L’échec des campagnes de vaccination est donc au cœur de cette flambée meurtrière de Covid-19. À l’origine de cet échec, il y a le manque de confiance des populations locales vis-à-vis de leurs dirigeants. « La défiance à l’égard du vaccin est à l’image de la défiance envers des élites politique qui sont perçues comme corrompues, peu fiables et peu efficaces, décrypte Nadège Ragaru, directrice de recherche à Sciences-Po et spécialiste de l’Europe du Sud-Est. Dans certains pays, comme la Bulgarie, les élites politiques ont elles-mêmes tenu des propos extrêmement ambivalents. Cette parole fluctuante n’a pas favorisé la mise en œuvre du vaccin. » En Bulgarie comme en Roumanie, la crise sanitaire se double d’une crise politique. Ni les dirigeants ni la classe politique n’osent prendre de mesures contraignantes de peur de se mettre à dos les électeurs. En Serbie, la mise en place d’un « pass sanitaire » a suscité un tel tollé que le gouvernement a finalement décidé de ne l’imposer qu’à partir de 22 heures.

« Fausses informations »

Dans cet échec de la vaccination, l’impact des réseaux sociaux a également été décisif : l’afflux massif de fausses informations sur le Covid-19 dans la région a eu comme conséquence une forme de déni sur les conséquences de la maladie, et comme corollaire un refus de la vaccination. « Depuis une quinzaine d’années, la parole politique publique n’est plus crédible, de très nombreux citoyens ont cherché ailleurs une parole qui serait plus vraie et ils l’ont souvent trouvée sur les réseaux sociaux, relève Nadège Ragaru. Cette habitude a débouché sur une très forte réceptivité aux « fake news » portant sur la dangerosité ou la réalité du Covid-19 d’abord, sur les masques ensuite, et enfin sur les vaccins. Cela a débouché sur une délégitimation des politiques de prévention et de lutte contre le Covid-19. »

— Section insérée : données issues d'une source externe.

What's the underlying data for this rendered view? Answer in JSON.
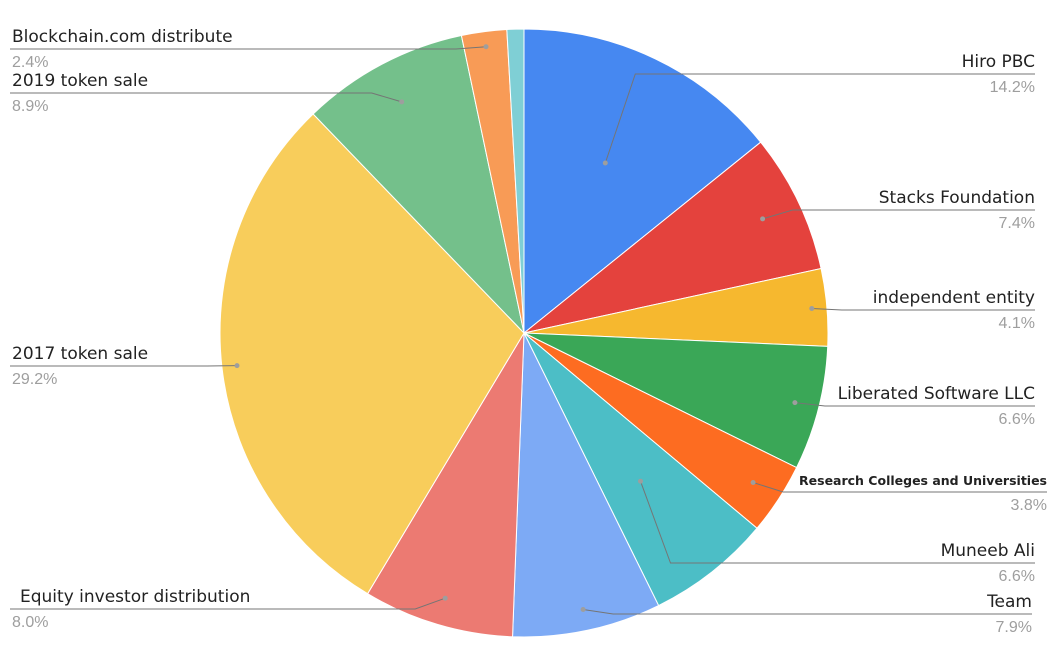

La situation est d’autant plus préoccupante que le système de soins est loin d’être aussi solide dans ces pays que dans ceux d’Europe occidentale. Seul espoir : que la population, face à la flambée du nombre de cas et de décès, finisse par prendre le chemin des centres de vaccination. « Il faut toujours faire confiance au bon sens des gens, souligne Antoine Flahault, de l’Institut de santé globale à Genève. Les hommes sont habitués à lutter contre les grands fléaux et lorsqu’ils voient leurs proches menacés ils finissent par prendre les mesures qui sont préconisées par les scientifiques, même s’ils y sont réticents. » Une prophétie « optimiste » qui semble déjà se profiler en Ukraine où les autorités observent, depuis une semaine, et non sans soulagement, une montée en flèche du nombre de vaccinations.